# F1 Testing At Silverstone



## jasonm (Nov 22, 2003)

Most of the teams have been at Silverstone testing this weekand and entry to the circuit has been free!!

So I took a few hours out today and dropped in, a cheeky little VIP pass from a friend and I could hang out at the Midland garage









It was great to hear the sould of a F1 engine at full chat again







even though its slightly different now being V8s.....You just dont get the sensory feeling from the TV, the sights smells and feeling of the cars going through you is great!

Took a few snaps...

DC










Johnny H










Albers


----------



## pg tips (May 16, 2003)

I saw on the f1 web site they were at silverstone this week, if I hadn't have been working I'd have popped over.

Used to go quite a bit in the good old days


----------



## oldfogey (Nov 29, 2005)

Thanks, Jasonm, great pics, very atmospheric. Lucky man, being able to go and get among the teams.

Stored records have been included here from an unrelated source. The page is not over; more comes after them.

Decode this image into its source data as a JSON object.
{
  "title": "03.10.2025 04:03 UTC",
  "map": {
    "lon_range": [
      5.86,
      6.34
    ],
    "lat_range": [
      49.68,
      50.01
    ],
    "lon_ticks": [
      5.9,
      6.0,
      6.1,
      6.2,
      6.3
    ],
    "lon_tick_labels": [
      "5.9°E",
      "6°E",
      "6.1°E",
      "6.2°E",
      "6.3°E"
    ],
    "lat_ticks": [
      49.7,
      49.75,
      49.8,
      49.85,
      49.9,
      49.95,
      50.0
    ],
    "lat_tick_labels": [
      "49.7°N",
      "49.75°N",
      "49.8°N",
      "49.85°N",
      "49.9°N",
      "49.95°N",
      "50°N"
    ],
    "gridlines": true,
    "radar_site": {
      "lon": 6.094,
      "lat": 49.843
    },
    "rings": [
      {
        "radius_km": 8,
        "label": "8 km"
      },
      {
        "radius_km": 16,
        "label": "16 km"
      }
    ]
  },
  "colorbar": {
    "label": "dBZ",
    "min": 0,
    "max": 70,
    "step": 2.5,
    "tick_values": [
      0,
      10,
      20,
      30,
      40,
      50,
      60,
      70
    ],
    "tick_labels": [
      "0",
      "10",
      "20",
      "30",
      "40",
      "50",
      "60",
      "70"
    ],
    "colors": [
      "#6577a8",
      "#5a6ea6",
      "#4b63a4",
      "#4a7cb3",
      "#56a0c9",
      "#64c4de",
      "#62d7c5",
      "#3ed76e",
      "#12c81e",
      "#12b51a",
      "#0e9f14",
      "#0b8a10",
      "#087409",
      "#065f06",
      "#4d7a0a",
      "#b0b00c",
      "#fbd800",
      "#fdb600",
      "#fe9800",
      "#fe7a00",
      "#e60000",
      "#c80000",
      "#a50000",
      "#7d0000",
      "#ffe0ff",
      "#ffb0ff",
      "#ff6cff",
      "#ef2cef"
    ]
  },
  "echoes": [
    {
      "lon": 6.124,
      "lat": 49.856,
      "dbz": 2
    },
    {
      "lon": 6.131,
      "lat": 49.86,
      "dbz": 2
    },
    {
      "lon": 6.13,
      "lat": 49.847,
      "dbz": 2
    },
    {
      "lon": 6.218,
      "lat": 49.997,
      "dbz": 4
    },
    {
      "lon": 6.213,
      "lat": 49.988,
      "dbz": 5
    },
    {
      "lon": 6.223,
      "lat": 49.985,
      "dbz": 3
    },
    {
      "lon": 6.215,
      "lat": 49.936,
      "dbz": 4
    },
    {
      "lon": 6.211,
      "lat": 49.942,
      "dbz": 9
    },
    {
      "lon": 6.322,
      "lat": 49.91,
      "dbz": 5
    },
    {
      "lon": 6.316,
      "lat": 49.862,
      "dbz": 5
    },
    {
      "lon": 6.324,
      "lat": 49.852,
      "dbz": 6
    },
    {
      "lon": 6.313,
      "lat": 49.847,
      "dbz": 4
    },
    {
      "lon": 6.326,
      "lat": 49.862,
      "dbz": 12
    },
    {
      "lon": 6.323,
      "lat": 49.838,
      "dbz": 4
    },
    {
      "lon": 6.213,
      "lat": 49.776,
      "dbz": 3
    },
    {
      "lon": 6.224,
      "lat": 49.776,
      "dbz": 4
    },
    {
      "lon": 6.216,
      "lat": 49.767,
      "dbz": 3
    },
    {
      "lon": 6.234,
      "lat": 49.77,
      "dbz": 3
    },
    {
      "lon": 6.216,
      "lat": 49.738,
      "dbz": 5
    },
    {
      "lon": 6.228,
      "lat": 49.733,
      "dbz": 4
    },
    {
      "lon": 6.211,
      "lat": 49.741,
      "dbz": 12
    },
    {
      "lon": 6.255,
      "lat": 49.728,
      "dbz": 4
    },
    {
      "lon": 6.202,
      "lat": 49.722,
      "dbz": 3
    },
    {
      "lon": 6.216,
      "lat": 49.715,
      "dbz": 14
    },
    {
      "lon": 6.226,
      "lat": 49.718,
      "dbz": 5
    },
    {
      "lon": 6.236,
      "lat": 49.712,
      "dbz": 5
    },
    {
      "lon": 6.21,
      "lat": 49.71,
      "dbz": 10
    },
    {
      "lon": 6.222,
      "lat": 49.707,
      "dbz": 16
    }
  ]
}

I haven't been to an F1 race in a long time, after going religiously to every British Grand Prix for years, it simply got too expensive. I now go over to Le Mans in June for the car endurance race, the whole four day weekend costs less than one day at Silverstone for F1.


----------



## rhaythorne (Jan 12, 2004)

Nice









I'm currently trying to blag a tour of the Midland F1 factory


----------



## jasonm (Nov 22, 2003)

If you do please let me know Rich


----------



## rhaythorne (Jan 12, 2004)

jasonm said:


> If you do please let me know Rich


I'll send you some details when I'm back at work on Tuesday


----------



## rhaythorne (Jan 12, 2004)

I did the tour of the Midland F1 factory yesterday.

It was an excellent time to visit as they're busy getting things ready for Monaco next weekend so there's a lot going on. Mind you, I'm sure they must get fed up with bunches of gormless looking "suits" wandering about the place getting in the way! I was terrified of accidentally knocking something off a workbench or stepping on something fragile and expensive like someone's front wing for example









Highlights:

The testing facility where they mount the car on computer-controlled hydraulic jacks and then feed in black-box type data gathered from circuit testing so they can simulate the physical forces that go through the car on the real track. It's a bit like an aircraft flight simulator.

The motor homes! We took a look around one of the double-deckers that's kitted out like a garage. It's effectively an extension to the pits replete with workshops and clean rooms. Apparently they cost in the region of 1.3m Euros each









Best of all was taking a close up look at Tiago Monteiro's race car and its Toyota engine that were being prepared for next week's race. This is about as close as you can get to a Formula 1 car short of actually driving one! Up close you really get a feel for just how technologically advanced these cars are - all the subtle aerodynamic features, the complex electrical and data recording systems, the incredible engine with its elaborate cooling and ceramic exhaust systems.

All-in-all a facinating insight into the effort and dedication that goes into making the technological marvel that is a Formula 1 racing car.

Thanks to Chris Leat for showing us around


----------